From: Paul E. McKenney
Date: Sat Oct 20 2018 - 17:12:40 EST
On Sat, Oct 20, 2018 at 04:18:37PM -0400, Alan Stern wrote:
> On Sat, 20 Oct 2018, Paul E. McKenney wrote:
>
> > The second (informal) litmus test has a more interesting Linux-kernel
> > counterpart:
> >
> > void t1_interrupt(void)
> > {
> > r0 = READ_ONCE(y);
> > smp_store_release(&x, 1);
> > }
> >
> > void t1(void)
> > {
> > smp_store_release(&y, 1);
> > }
> >
> > void t2(void)
> > {
> > r1 = smp_load_acquire(&x);
> > r2 = smp_load_acquire(&y);
> > }
> >
> > On store-reordering architectures that implement smp_store_release()

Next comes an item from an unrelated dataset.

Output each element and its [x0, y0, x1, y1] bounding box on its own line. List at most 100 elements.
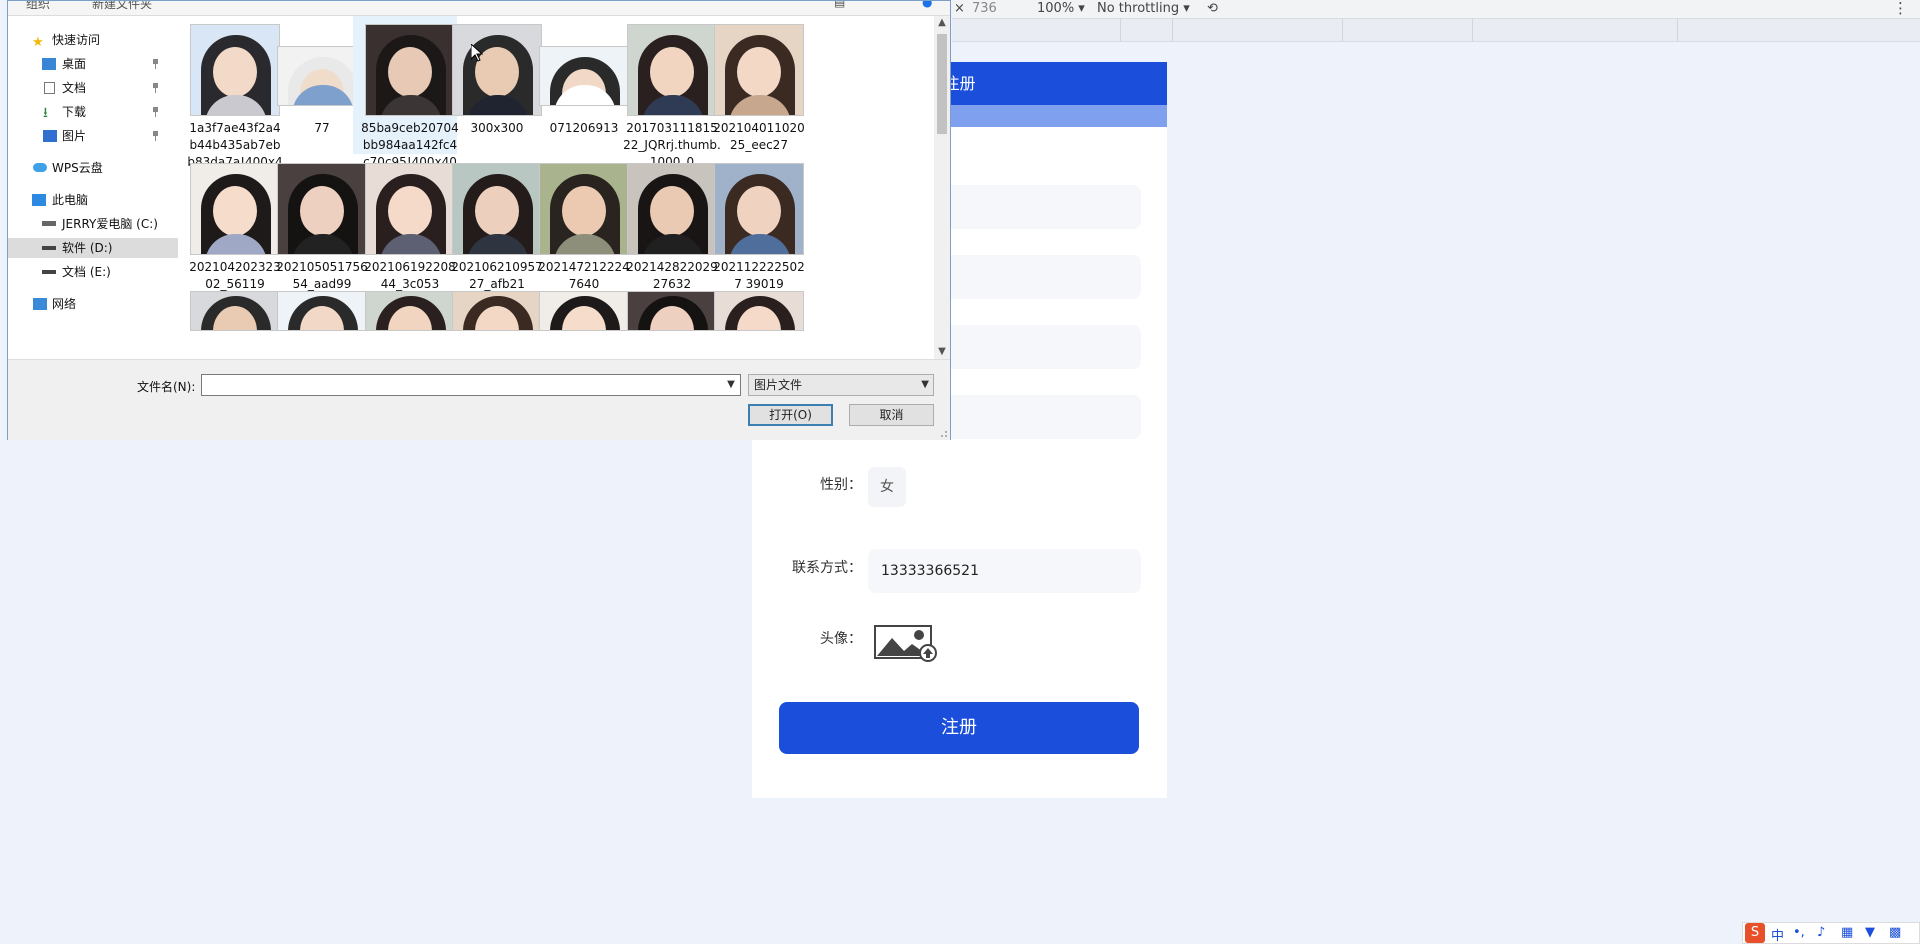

> > as a memory-barrier instruction followed by a store, the interrupt could
> > arrive betweentimes in t1(), so that there would be no ordering between
> > t1_interrupt()'s store to x and t1()'s store to y. This could (again,
> > in paranoid theory) result in the outcome r0==0 && r1==0 && r2==1.
>
> This is disconcerting only if we assume that t1_interrupt() has to be
> executed by the same CPU as t1(). If the interrupt could be fielded by
> a different CPU then the paranoid outcome is perfectly understandable,
> even in an SC context.
>
> So the question really should be limited to situations where a handler
> is forced to execute in the context of a particular thread. While
> POSIX does allow such restrictions for user programs, I'm not aware of
> any similar mechanism in the kernel.
Good point, and I was in fact assuming that t1() and t1_interrupt()
were executing on the same CPU.
This sort of thing happens naturally in the kernel when both t1()
and t1_interrupt() are accessing per-CPU variables.